An EL layer included in a light-emitting element includes at least a light-emitting layer. In addition, the EL layer can have a stacked structure including a hole injecting layer, a hole transporting layer, an electron transporting layer, an electron injecting layer, and/or the like, in addition to the light-emitting layer.
In addition, an EL material for forming an EL layer is broadly classified into a low molecular (monomer) material and a high molecular (polymer) material. In general, a low molecular material is often deposited by an evaporation method and a high molecular material is often used by an inkjet method, a spin coating method, or the like.
Reference 1 (Japanese Published Patent Application No. 2001-52864) and Reference 2 (Japanese Published Patent Application No. 2001-102170) disclose that an EL layer is formed by an ink-jet method.
In addition, a technique is disclosed in Reference 3 (Japanese Published Patent Application No. 2001-189192) in which an organic EL material is applied from a nozzle in a stripe manner, not in a dotted manner like in an ink-jet method.
In addition, a technique in which an organic EL material is applied by a method unlike an ink-jet method, that is, an application method with the use of a so-called nozzle printing device is also disclosed in Reference 4 (Japanese Published Patent Application No. 2002-75640).
Further, when a light-emitting element is formed using a high molecular material, there is a laser induced thermal imaging (also called LITI) disclosed in Reference 5 (Japanese Published Patent Application No. H10-208881).
In addition, when a light-emitting element is formed using a low molecular material, a method using a laser beam is disclosed in Reference 6 (Japanese Published Patent Application No. 2007-281159).

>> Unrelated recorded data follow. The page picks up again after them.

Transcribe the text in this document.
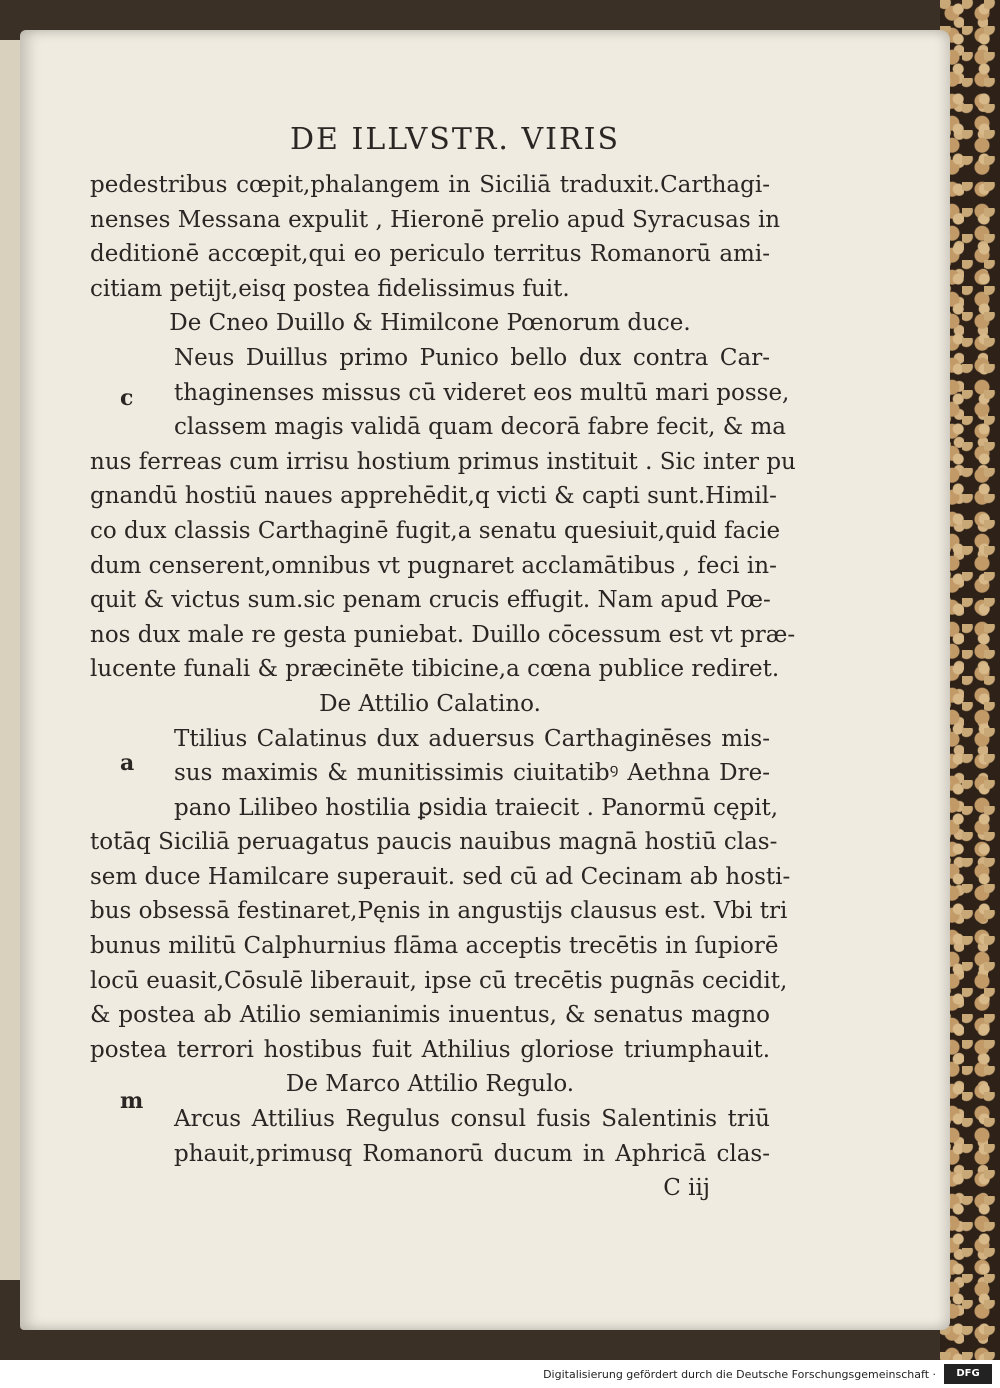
DE ILLVSTR. VIRIS
pedestribus cœpit,phalangem in Siciliā traduxit.Carthagi-
nenses Messana expulit , Hieronē prelio apud Syracusas in
deditionē accœpit,qui eo periculo territus Romanorū ami-
citiam petijt,eisq postea fidelissimus fuit.
De Cneo Duillo & Himilcone Pœnorum duce.
Neus Duillus primo Punico bello dux contra Car-
thaginenses missus cū videret eos multū mari posse,
classem magis validā quam decorā fabre fecit, & ma
nus ferreas cum irrisu hostium primus instituit . Sic inter pu
gnandū hostiū naues apprehēdit,q victi & capti sunt.Himil-
co dux classis Carthaginē fugit,a senatu quesiuit,quid facie
dum censerent,omnibus vt pugnaret acclamātibus , feci in-
quit & victus sum.sic penam crucis effugit. Nam apud Pœ-
nos dux male re gesta puniebat. Duillo cōcessum est vt præ-
lucente funali & præcinēte tibicine,a cœna publice rediret.
De Attilio Calatino.
Ttilius Calatinus dux aduersus Carthaginēses mis-
sus maximis & munitissimis ciuitatibꝰ Aethna Dre-
pano Lilibeo hostilia ꝑsidia traiecit . Panormū cępit,
totāq Siciliā peruagatus paucis nauibus magnā hostiū clas-
sem duce Hamilcare superauit. sed cū ad Cecinam ab hosti-
bus obsessā festinaret,Pęnis in angustijs clausus est. Vbi tri
bunus militū Calphurnius flāma acceptis trecētis in ſupiorē
locū euasit,Cōsulē liberauit, ipse cū trecētis pugnās cecidit,
& postea ab Atilio semianimis inuentus, & senatus magno
postea terrori hostibus fuit Athilius gloriose triumphauit.
De Marco Attilio Regulo.
Arcus Attilius Regulus consul fusis Salentinis triū
phauit,primusq Romanorū ducum in Aphricā clas-
C iij
c
a
m
Digitalisierung gefördert durch die Deutsche Forschungsgemeinschaft ·	DFG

A laser thermal transfer method disclosed in Reference 6 is also called laser induced pattern wise sublimation (LIPS).
By the ink-jet method disclosed in Reference 1 and Reference 2, a material which is to be deposited is dissolved or dispersed in a solvent or the like and liquid including the material is adjusted and prepared so that liquid can be discharged from the nozzle, and then the liquid is discharged from the nozzle, whereby deposition is performed on a deposition target substrate. By the ink-jet method, the amount of a droplet and the position of a droplet discharged from the nozzle are controlled, whereby deposition can be selectively performed on the deposition target substrate.
A disadvantage of the ink-jet method is that when a thin nozzle is clogged up for some reason and clogging occurs, a defective display panel having a dot defect or a line defect is formed.
Also, by the methods disclosed in Reference 3 and Reference 4, liquid including a material is prepared. The methods disclosed in Reference 3 and Reference 4 are superior to an ink-jet method in that there is a wide range of viscosity of a material liquid that can be used and in that a problem such that clogging due to drying of a nozzle tip or the like does not occur.
Note that a deposition target substrate will be part of a display panel later in any of References 1 to 4.